MALMO, Sweden — The Swedish government has registered a new official religion, and not everyone is happy about it, especially some businesses who fear the move may hurt their profits.

The sect is called Kopimism. It espouses data freedom and copyright piracy.

The Missionary Church of Kopimism has drawn in more than 3,000 members with its message of “All knowledge to All.”

Kopimi (pronounced ‘copy me’), as adherents are known, revere the sacred symbols Control-C and Control-V, and engage in file sharing as a kind of communion. “Being recognized by the state of Sweden is a large step for all of us kopimi,” Isak Gerson, spiritual leader of the Church of Kopimism said.

"Hopefully, this is one step towards the day when we can live out our faith without fear of persecution."

The Church was registered by Sweden’s Karamkollegiet just before Christmas, but Gerson, a philosophy student at the University of Uppsala, said he had only learned of it this week.

Gerson, who has links to Sweden’s anti-copyright Pirate Party, applied for constitutional recognition more than a year ago, and has been required to formalize the kopimi way of prayer and meditation.

“Some people think this religion is a joke,” wrote Rick Falkvinge, the Pirate Party’s founder on Thursday. “Get that idea out of your head immediately.” He said being recognized as a religion could provide new legal protections for file-sharers, potentially making it illegal for the authorities to use ‘confessional’ communications between Kopimi adherents as evidence in a trial.

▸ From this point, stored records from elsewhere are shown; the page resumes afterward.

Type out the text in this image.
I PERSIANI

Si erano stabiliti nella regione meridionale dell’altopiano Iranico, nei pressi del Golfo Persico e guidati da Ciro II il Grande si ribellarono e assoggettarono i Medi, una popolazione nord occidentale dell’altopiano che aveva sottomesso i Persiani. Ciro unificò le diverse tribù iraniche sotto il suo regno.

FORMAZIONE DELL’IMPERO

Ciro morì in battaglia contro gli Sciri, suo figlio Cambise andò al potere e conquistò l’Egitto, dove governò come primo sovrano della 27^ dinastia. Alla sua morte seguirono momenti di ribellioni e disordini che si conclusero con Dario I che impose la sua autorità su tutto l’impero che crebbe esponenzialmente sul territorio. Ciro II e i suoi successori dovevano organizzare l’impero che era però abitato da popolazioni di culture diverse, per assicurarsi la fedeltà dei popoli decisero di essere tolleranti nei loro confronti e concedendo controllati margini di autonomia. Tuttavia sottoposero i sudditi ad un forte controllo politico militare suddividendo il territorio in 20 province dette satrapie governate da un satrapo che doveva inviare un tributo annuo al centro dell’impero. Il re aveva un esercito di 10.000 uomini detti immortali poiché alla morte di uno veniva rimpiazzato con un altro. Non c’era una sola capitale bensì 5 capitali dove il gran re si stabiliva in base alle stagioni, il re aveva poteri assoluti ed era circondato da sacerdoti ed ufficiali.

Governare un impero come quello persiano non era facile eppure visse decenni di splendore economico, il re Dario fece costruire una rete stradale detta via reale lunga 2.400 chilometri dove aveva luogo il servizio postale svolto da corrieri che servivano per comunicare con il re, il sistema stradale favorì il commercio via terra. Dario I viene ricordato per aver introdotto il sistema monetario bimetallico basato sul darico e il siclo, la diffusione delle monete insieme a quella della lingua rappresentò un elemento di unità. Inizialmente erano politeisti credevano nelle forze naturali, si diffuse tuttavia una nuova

“The communications between operators of trackers and the people who partake in the sacrament of copying now carries confessional status, by and large making it illegal and impossible to collect as evidence in a trial,” he argued on his blog. “That brings a whole boatload of interesting legal ramifications with regards to trying to persecute the worshipers of holy copying and remixing.”